16. A genetically engineered plant cell isolated from a plant having reduced a622 expression and reduced alkaloid content, wherein a622 is encoded by a nucleotide sequence selected from the group consisting of:

(a) 1, SEQ ID NO;

(b) a nucleotide sequence encoding a polypeptide having the amino acid sequence shown in SEQ ID NO. 2; and

(c) a nucleotide sequence encoding a polypeptide having one or more conservative amino acid substitutions as compared to the polypeptide having the amino acid sequence shown in SEQ ID NO. 2 and having A622 expression.
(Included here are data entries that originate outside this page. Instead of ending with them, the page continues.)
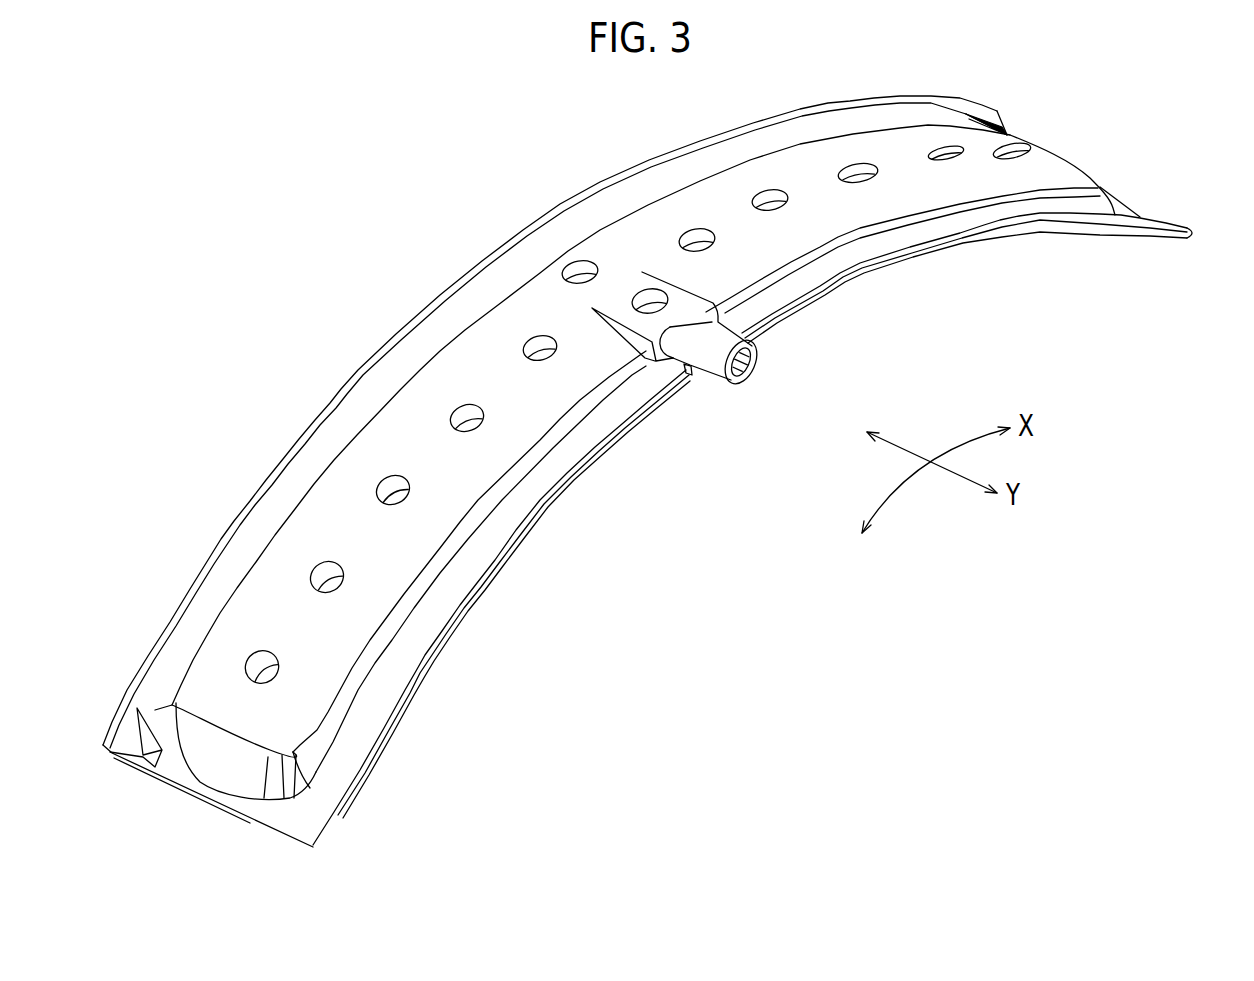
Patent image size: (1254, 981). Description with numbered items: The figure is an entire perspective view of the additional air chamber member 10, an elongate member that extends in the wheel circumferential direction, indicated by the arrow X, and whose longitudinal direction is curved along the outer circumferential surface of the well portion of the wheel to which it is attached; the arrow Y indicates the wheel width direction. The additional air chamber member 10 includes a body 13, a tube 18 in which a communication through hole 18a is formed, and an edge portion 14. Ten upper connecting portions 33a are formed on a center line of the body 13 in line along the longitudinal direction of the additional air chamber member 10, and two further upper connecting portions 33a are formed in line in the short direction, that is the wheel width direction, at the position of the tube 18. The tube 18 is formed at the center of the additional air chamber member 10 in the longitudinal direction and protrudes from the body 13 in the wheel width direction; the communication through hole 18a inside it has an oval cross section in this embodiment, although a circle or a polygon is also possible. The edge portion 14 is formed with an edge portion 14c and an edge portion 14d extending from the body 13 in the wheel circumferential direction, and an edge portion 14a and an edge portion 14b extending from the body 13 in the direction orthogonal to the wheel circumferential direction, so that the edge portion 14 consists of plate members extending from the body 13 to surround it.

The additional air chamber member 10 is at (476, 189).
The body 13 is at (483, 460).
The edge portion 14 is at (669, 489).
The edge portion 14a is at (835, 264).
The edge portion 14b is at (696, 180).
The edge portion 14c is at (247, 802).
The edge portion 14d is at (1116, 216).
The tube 18 is at (711, 364).
The communication through hole 18a is at (754, 361).
The upper connecting portion 33a is at (582, 270).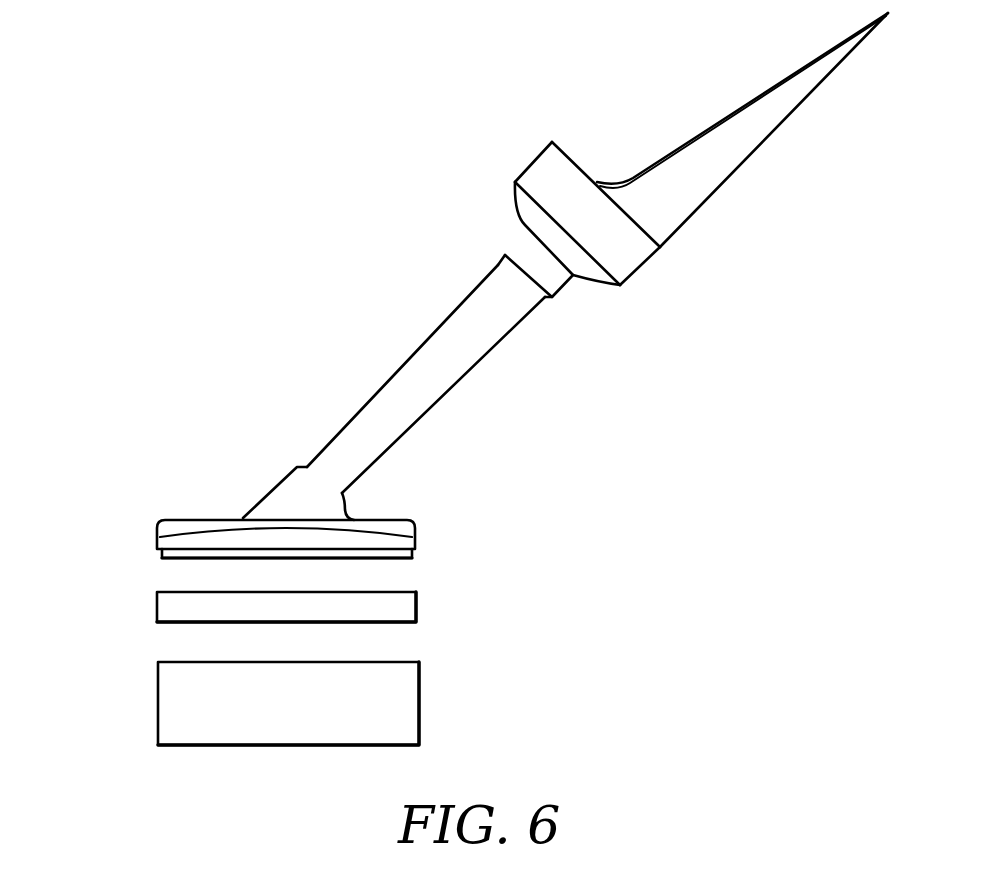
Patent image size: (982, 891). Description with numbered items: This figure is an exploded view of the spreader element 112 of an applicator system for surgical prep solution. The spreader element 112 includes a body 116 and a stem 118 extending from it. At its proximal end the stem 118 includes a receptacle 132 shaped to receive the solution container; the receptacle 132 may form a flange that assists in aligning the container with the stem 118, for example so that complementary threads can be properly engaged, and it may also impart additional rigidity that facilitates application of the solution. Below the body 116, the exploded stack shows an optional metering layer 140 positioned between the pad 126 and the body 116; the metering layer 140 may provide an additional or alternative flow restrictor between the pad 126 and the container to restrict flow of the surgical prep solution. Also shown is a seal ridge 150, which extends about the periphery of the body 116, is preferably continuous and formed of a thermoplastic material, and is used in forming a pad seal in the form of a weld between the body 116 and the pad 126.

The spreader element 112 is at (77, 377).
The body 116 is at (381, 519).
The stem 118 is at (467, 368).
The pad 126 is at (420, 708).
The receptacle 132 is at (718, 187).
The metering layer 140 is at (418, 603).
The seal ridge 150 is at (394, 558).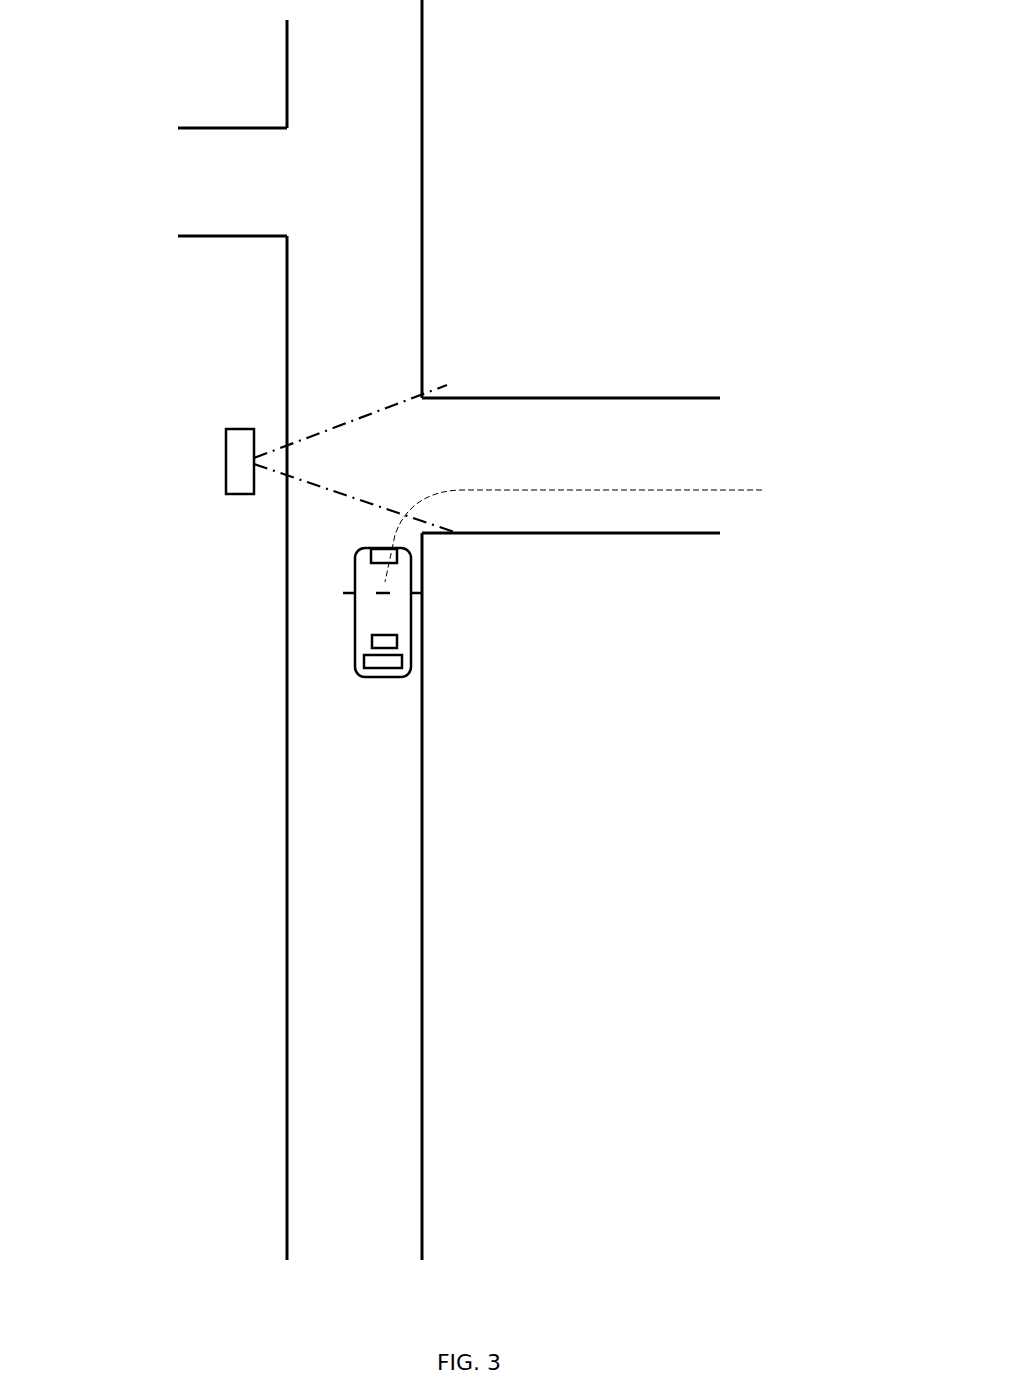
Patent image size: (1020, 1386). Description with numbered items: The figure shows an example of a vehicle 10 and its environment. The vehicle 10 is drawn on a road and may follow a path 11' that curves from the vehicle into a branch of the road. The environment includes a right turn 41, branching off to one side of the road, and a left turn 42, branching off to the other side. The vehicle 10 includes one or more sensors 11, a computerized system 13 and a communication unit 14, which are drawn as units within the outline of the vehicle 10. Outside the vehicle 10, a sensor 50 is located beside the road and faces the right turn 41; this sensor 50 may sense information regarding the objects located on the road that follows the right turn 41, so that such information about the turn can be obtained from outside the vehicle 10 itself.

The vehicle 10 is at (418, 614).
The sensor 11 is at (361, 535).
The path 11' is at (589, 500).
The computerized system 13 is at (372, 636).
The communication unit 14 is at (368, 672).
The right turn 41 is at (542, 413).
The left turn 42 is at (231, 157).
The sensor 50 is at (240, 429).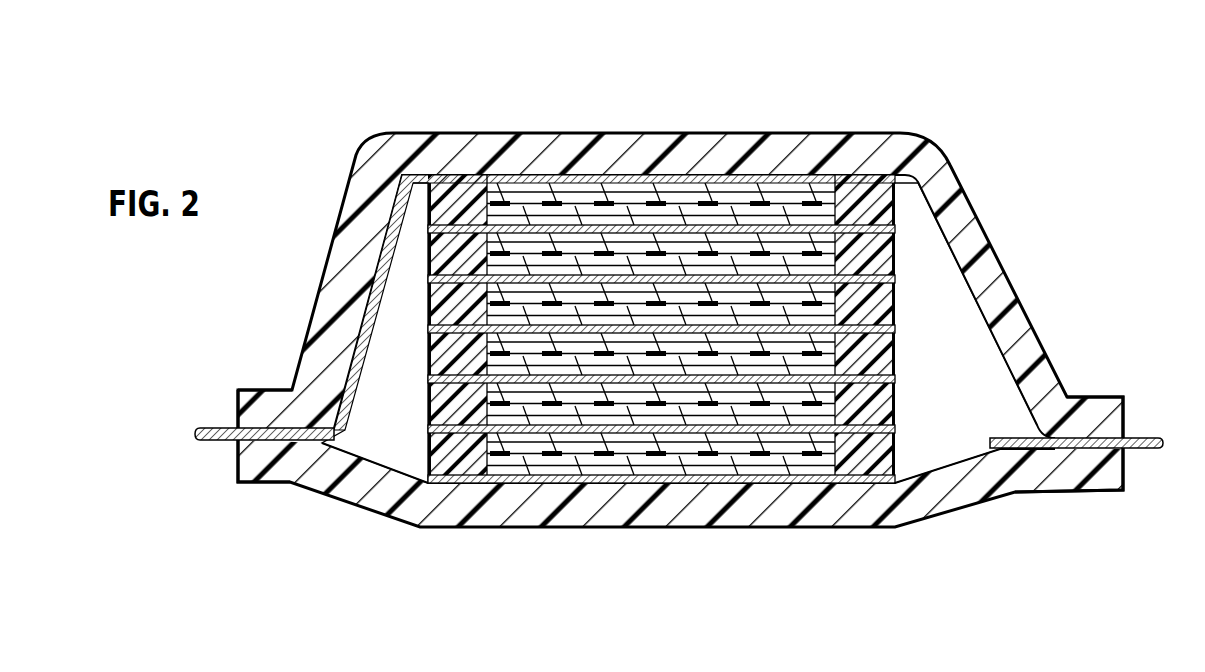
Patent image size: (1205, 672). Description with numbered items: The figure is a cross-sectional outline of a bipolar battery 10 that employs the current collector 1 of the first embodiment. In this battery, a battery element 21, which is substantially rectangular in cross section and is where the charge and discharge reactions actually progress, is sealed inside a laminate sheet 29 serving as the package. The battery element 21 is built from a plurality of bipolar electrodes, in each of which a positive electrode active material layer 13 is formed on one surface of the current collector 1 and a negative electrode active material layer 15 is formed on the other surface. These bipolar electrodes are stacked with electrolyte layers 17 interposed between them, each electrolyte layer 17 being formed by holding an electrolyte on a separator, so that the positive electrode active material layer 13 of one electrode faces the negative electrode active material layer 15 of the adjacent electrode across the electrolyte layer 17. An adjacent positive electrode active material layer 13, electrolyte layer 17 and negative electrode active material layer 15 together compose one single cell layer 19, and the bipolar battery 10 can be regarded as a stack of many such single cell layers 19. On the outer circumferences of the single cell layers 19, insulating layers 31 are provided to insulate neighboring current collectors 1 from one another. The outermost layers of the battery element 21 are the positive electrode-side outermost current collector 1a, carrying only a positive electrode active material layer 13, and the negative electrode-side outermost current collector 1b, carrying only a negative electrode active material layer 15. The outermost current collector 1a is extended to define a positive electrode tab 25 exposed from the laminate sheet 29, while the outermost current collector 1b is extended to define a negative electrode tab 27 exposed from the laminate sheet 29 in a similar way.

The bipolar battery 10 is at (300, 129).
The current collector 1 is at (737, 227).
The positive electrode-side outermost current collector 1a is at (797, 175).
The negative electrode-side outermost current collector 1b is at (771, 488).
The positive electrode active material layer 13 is at (537, 243).
The negative electrode active material layer 15 is at (673, 267).
The electrolyte layer 17 is at (613, 250).
The single cell layer 19 is at (693, 80).
The battery element 21 is at (911, 338).
The positive electrode tab 25 is at (213, 427).
The negative electrode tab 27 is at (1143, 437).
The laminate sheet 29 is at (1097, 552).
The insulating layer 31 is at (867, 203).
17. The plant cell of claim 16, wherein the plant cell is isolated from a genetically engineered tobacco plant.

18. The plant cell of claim 16 or 17, wherein said alkaloid is nicotine.

19. The plant cell of claim 16 or 17, wherein said alkaloid is anatabine.

20. An alkaloid reduced product produced from a plant comprising the plant cell of any one of claims 16-19, wherein the product is selected from the group consisting of: tobacco products, food ingredients, feed products, feed ingredients, nutritional supplements and biofuels.

21. The reduced alkaloid product of claim 20, wherein said product is selected from the group consisting of: cigarettes, cigarette-used tobacco leaves, cigars, cigar-used tobacco leaves, pipe tobacco, chewing tobacco, snuff, whole tobacco leaves, cut tobacco and shredded tobacco.